Wer hat ihn bekommen?

Vor allem mein persönlicher Bekannten- und Freundeskreis. Aber auch Leute, von denen ich weiß, dass sie in Sachen Multikulti aktiv sind oder ein offenes Ohr für amnesty-Geschichten haben.

Wie reagieren die Leute?

Manche haben schon ein Abo, gehen aber eine Preisstufe rauf. Eine Abonnentin hat vier Knastabos à 100 Mark bestellt. Eine Frau, die ganz neu zur taz gekommen ist, hat auch gleich auf Ökostrom umgestellt. Und einer hat die Donnerstags-taz mit perșembe bestellt.

Werden Sie auch beschimpft?

Es gibt Leute, die sagen: Wenn Rudolf Augstein, Harald Schmidt und solche Leute für die taz werben, die dafür verantwortlich sind, dass es in Deutschland so ist, wie es ist, warum soll ich dann die taz lesen?

Was sagen Sie denen?

Denen schicke ich zum Beispiel den letzten sehr kritischen taz-Artikel über Augstein oder weniger lobende „Wahrheit“en über Schmidt. Da beweist die taz journalistische Unabhängigkeit.

Herr Kelber, das klingt alles sehr idyllisch. Sie leiden aber doch auch an der taz?

Ich habe mir weitestgehend abgewöhnt, am deutschen Journalismus zu leiden. Obwohl es grauenerregend ist, was so alles aus Zeitungen und Äther quillt.

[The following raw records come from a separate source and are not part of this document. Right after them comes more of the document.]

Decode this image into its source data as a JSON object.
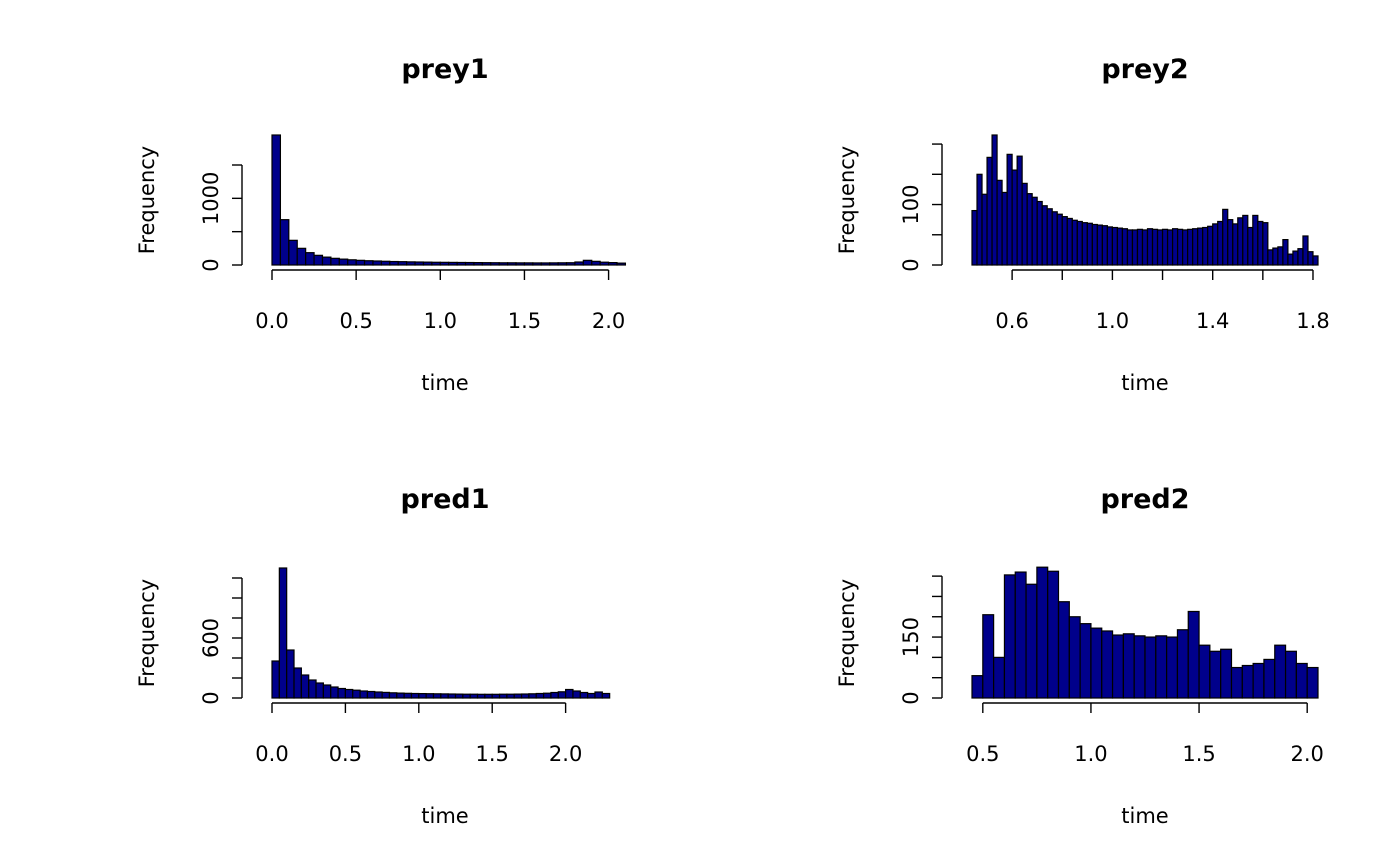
{
  "chart_data": [
    {
      "type": "bar",
      "title": "prey1",
      "xlabel": "time",
      "ylabel": "Frequency",
      "bar_color": "#00008B",
      "bin_width": 0.05,
      "x_start": 0.0,
      "xticks": [
        0.0,
        0.5,
        1.0,
        1.5,
        2.0
      ],
      "xtick_labels": [
        "0.0",
        "0.5",
        "1.0",
        "1.5",
        "2.0"
      ],
      "yticks": [
        0,
        500,
        1000,
        1500
      ],
      "ytick_labels": [
        "0",
        "",
        "1000",
        ""
      ],
      "ylim": [
        0,
        1950
      ],
      "values": [
        1950,
        680,
        370,
        250,
        185,
        145,
        118,
        100,
        88,
        78,
        70,
        64,
        60,
        56,
        52,
        50,
        47,
        45,
        43,
        41,
        40,
        39,
        38,
        37,
        36,
        35,
        34,
        33,
        33,
        32,
        32,
        31,
        31,
        32,
        33,
        34,
        45,
        70,
        55,
        42,
        36,
        28
      ]
    },
    {
      "type": "bar",
      "title": "prey2",
      "xlabel": "time",
      "ylabel": "Frequency",
      "bar_color": "#00008B",
      "bin_width": 0.02,
      "x_start": 0.44,
      "xticks": [
        0.6,
        0.8,
        1.0,
        1.2,
        1.4,
        1.6,
        1.8
      ],
      "xtick_labels": [
        "0.6",
        "",
        "1.0",
        "",
        "1.4",
        "",
        "1.8"
      ],
      "yticks": [
        0,
        50,
        100,
        150,
        200
      ],
      "ytick_labels": [
        "0",
        "",
        "100",
        "",
        ""
      ],
      "ylim": [
        0,
        215
      ],
      "values": [
        90,
        150,
        117,
        178,
        215,
        140,
        120,
        183,
        157,
        180,
        135,
        118,
        112,
        105,
        98,
        93,
        88,
        84,
        80,
        77,
        74,
        72,
        70,
        69,
        67,
        66,
        65,
        63,
        62,
        61,
        60,
        58,
        58,
        59,
        58,
        60,
        59,
        58,
        59,
        58,
        60,
        59,
        58,
        59,
        60,
        61,
        62,
        64,
        68,
        72,
        92,
        75,
        68,
        78,
        82,
        62,
        82,
        72,
        70,
        25,
        28,
        30,
        42,
        18,
        23,
        27,
        48,
        22,
        15
      ]
    },
    {
      "type": "bar",
      "title": "pred1",
      "xlabel": "time",
      "ylabel": "Frequency",
      "bar_color": "#00008B",
      "bin_width": 0.05,
      "x_start": 0.0,
      "xticks": [
        0.0,
        0.5,
        1.0,
        1.5,
        2.0
      ],
      "xtick_labels": [
        "0.0",
        "0.5",
        "1.0",
        "1.5",
        "2.0"
      ],
      "yticks": [
        0,
        200,
        400,
        600,
        800,
        1000,
        1200
      ],
      "ytick_labels": [
        "0",
        "",
        "",
        "600",
        "",
        "",
        ""
      ],
      "ylim": [
        0,
        1300
      ],
      "values": [
        370,
        1300,
        480,
        300,
        230,
        180,
        150,
        130,
        110,
        95,
        85,
        78,
        70,
        65,
        60,
        56,
        52,
        49,
        47,
        45,
        44,
        43,
        42,
        41,
        40,
        39,
        38,
        38,
        37,
        37,
        37,
        38,
        38,
        39,
        40,
        42,
        45,
        48,
        55,
        62,
        85,
        70,
        55,
        45,
        60,
        45
      ]
    },
    {
      "type": "bar",
      "title": "pred2",
      "xlabel": "time",
      "ylabel": "Frequency",
      "bar_color": "#00008B",
      "bin_width": 0.05,
      "x_start": 0.45,
      "xticks": [
        0.5,
        1.0,
        1.5,
        2.0
      ],
      "xtick_labels": [
        "0.5",
        "1.0",
        "1.5",
        "2.0"
      ],
      "yticks": [
        0,
        50,
        100,
        150,
        200,
        250,
        300
      ],
      "ytick_labels": [
        "0",
        "",
        "",
        "150",
        "",
        "",
        ""
      ],
      "ylim": [
        0,
        320
      ],
      "values": [
        55,
        205,
        100,
        303,
        310,
        280,
        322,
        312,
        237,
        200,
        183,
        172,
        165,
        155,
        158,
        153,
        150,
        153,
        150,
        168,
        213,
        130,
        115,
        120,
        75,
        80,
        85,
        95,
        130,
        115,
        85,
        75
      ]
    }
  ]
}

Warum leiden Sie an der taz?

Ich leide, weil die taz mir ein historisches Versprechen gemacht hat, das sie nicht immer einlöst: dass der sorgfältige Umgang mit Sprache für einen sorgfältigen Umgang mit dem Gegenstand bürgt.

Was tut man Ihnen stattdessen an?

Häufig habe ich das Gefühl, dass jemand mal wieder nicht nur über die Grammatik stolpert, sondern auch über den Gegenstand.

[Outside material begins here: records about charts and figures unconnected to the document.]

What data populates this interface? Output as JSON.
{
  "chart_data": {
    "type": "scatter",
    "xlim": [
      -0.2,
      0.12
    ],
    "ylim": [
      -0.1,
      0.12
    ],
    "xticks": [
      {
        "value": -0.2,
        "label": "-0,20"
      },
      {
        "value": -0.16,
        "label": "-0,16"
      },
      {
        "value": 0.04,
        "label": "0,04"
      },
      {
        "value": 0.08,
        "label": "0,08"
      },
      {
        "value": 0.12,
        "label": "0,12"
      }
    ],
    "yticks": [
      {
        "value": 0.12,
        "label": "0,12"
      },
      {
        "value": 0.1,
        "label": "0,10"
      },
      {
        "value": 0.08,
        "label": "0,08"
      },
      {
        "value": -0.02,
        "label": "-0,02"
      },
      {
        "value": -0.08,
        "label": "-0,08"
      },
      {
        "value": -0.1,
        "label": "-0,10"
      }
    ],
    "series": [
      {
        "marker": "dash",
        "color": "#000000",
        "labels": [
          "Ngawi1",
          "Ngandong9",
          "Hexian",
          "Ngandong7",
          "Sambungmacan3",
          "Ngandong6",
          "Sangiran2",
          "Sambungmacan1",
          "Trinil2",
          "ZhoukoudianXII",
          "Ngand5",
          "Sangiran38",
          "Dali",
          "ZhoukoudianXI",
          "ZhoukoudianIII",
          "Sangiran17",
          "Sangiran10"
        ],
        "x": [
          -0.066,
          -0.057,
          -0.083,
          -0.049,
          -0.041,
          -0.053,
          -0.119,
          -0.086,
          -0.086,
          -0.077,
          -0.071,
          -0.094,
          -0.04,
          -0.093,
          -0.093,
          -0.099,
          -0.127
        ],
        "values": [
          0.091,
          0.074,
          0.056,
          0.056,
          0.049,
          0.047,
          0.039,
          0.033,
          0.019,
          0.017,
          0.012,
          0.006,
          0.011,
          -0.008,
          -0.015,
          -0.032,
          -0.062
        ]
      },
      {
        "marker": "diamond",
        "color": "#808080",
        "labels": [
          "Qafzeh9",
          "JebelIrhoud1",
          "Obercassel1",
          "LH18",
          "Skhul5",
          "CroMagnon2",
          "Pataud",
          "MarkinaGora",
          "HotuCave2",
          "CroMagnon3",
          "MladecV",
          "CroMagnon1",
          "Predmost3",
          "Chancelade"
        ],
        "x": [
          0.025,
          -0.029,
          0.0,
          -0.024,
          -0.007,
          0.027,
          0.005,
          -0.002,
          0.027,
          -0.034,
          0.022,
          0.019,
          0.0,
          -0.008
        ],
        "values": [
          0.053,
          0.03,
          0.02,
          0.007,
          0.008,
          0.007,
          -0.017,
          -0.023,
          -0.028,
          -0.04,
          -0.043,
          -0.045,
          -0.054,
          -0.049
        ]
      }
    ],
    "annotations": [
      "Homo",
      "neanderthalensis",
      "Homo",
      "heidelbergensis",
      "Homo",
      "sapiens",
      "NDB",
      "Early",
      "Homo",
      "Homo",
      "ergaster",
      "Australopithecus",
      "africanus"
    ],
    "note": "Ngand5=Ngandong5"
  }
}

Lieben Sie die taz auch manchmal?

Nein. Aber ich freue mich. Und das nicht mal so selten. Ein gutes Beispiel ist Irland. Da habe ich Interesse am Gegenstand gefunden, weil der Korrespondent Ralf Sotscheck darüber richtig gut schreibt. Vom genialen TOM mal ganz abgesehen.

Reden Sie weiter, bitte.

Immer, wenn ich echtes Interesse und souveränen Umgang mit dem Gegenstand feststelle, habe ich großen Spaß, auch wenn das Thema nicht lustig ist. Kordula Doerfler, Jutta Lietsch, Bettina Gaus: Was die schreiben, hat eine bewundernswerte Qualität. Und Jenni Zylka etwa . . .

. . . die Medienredakteurin . . .

. . . ist auch ein Gewinn. Bei deren Querschlägen muss ich regelmäßig schallend lachen.

Trotzdem hatten Sie Ihren Geno-Anteil gekündigt . . .

. . . und dann unter dem Eindruck des drohenden Endes einen neuen gezeichnet. Die Opposition ist das Ferment der Demokratie. Deshalb wird die taz dringend gebraucht. Wenn wir sie nicht mehr hätten, würden wir schön blöd aus der Wäsche gucken.